Monday, Nov. 01, 1948

Shotgun Surgery

She was a Maine woman, a widow of 45, and she lived alone. When she had made up her mind to commit suicide, she laid her chin on the muzzle of a 12-gauge shotgun and pulled the trigger. The charge tore through her tongue, palate and nose, went on through the front part of the brain and out through the forehead. But she did not die.

Later, in Boston's Massachusetts Eye and Ear Infirmary, Plastic Surgeon Edgar M. Holmes loosened her tongue (held fast by scar tissue), closed the hole in the roof of her mouth, replaced the bones in the nose by a graft from the hip bone. In a recent issue of the New England Journal of Medicine, Dr. Holmes reported on the outcome of the case.

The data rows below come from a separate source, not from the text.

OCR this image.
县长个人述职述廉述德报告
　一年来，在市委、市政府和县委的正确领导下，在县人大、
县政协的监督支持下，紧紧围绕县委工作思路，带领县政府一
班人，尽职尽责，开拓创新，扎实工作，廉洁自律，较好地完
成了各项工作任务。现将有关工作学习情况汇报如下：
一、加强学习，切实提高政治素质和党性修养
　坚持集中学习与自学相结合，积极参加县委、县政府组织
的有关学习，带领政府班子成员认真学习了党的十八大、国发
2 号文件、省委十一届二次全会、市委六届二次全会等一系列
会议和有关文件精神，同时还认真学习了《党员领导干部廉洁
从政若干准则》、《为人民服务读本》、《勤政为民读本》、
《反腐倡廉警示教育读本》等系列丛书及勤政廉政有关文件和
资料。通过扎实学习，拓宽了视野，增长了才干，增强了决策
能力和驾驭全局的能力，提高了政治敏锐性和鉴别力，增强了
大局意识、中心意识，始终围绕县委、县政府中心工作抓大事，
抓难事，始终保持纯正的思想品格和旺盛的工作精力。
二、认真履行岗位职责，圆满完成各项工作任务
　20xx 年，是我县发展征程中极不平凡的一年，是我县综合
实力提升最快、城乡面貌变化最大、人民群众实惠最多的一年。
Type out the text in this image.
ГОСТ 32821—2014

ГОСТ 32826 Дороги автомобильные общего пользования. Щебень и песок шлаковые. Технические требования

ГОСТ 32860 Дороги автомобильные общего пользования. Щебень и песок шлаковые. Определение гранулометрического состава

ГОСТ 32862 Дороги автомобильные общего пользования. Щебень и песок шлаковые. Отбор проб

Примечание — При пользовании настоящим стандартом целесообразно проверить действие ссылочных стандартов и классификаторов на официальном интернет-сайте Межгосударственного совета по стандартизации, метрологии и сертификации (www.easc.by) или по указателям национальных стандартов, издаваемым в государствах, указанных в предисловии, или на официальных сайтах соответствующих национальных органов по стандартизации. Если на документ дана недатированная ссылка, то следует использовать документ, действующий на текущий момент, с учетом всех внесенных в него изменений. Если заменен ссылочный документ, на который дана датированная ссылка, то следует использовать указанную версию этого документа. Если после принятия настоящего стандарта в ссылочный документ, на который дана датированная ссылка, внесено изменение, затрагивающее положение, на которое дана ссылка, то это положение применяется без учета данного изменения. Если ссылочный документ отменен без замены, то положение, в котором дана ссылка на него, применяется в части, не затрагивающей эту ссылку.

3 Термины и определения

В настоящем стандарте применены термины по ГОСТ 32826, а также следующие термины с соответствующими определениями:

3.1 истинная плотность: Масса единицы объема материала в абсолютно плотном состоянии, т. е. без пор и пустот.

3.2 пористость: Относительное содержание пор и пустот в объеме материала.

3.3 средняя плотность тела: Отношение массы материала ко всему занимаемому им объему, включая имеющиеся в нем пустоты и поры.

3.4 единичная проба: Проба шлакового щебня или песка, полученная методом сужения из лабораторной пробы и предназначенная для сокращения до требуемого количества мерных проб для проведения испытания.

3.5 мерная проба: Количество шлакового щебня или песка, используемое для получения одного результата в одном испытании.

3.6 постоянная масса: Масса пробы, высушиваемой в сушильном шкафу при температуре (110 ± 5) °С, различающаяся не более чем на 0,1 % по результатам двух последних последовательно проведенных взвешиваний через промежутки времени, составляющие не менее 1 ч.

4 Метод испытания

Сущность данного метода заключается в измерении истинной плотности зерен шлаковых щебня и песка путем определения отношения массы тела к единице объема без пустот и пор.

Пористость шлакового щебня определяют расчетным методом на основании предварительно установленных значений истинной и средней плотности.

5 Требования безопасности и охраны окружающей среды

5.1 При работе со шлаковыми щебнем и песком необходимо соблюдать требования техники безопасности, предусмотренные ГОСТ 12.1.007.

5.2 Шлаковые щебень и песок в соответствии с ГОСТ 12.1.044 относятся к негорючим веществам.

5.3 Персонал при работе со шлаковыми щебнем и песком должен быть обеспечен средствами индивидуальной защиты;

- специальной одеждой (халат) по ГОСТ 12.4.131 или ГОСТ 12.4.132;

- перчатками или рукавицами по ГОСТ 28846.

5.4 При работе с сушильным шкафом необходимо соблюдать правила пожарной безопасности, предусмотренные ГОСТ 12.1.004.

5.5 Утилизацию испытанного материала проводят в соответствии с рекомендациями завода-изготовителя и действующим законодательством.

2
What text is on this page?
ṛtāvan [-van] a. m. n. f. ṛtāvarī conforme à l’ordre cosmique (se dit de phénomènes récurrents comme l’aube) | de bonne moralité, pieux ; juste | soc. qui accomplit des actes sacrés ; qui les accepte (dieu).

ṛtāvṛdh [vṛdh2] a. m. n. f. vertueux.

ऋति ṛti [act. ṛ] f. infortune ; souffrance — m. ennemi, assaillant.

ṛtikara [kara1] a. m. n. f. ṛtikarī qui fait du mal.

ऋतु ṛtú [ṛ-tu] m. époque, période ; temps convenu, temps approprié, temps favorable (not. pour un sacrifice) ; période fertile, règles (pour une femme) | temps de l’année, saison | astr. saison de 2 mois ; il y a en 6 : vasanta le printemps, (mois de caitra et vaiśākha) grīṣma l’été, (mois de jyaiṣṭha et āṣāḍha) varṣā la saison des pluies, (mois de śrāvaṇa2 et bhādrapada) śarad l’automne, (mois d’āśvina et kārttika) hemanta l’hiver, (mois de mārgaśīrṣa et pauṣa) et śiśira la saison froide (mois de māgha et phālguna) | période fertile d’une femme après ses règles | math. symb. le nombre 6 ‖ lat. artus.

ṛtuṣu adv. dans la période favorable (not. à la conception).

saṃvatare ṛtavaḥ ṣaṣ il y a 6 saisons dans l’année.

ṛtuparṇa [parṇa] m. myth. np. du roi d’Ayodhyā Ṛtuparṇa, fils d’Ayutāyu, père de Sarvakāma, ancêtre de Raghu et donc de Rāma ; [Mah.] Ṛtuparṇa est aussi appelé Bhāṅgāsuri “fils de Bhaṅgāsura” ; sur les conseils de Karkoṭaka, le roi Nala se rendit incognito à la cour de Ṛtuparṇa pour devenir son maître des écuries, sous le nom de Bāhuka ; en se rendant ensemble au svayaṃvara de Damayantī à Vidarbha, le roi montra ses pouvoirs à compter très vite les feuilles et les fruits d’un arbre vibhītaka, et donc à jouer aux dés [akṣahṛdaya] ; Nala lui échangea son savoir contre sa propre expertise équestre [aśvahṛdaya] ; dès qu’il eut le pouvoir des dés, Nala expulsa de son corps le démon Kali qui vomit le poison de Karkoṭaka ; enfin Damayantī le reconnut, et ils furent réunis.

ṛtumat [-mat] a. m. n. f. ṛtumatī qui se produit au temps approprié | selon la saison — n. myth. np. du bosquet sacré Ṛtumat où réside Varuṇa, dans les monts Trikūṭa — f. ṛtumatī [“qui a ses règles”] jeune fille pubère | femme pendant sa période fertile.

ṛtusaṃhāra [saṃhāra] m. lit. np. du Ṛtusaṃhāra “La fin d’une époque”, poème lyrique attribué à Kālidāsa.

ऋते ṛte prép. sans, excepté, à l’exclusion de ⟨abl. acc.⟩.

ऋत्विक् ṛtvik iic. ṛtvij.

Today, the patient is practically as good as new physically. Mentally, she is much better. Before she shot herself, Dr. Holmes explained, she had a "pyramiding depression" (a depression that grows steadily worse). The shotgun blast had, in effect, performed in seconds a brain operation that ordinarily takes hours. It was "practically the same," said Dr. Holmes, as an anterior lobectomy--i.e., part of the frontal areas of the brain, which control emotions, had been cut through. At the hospital the patient was "perfectly oriented and cooperative"; she is now working in a hotel and living normally with a daughter.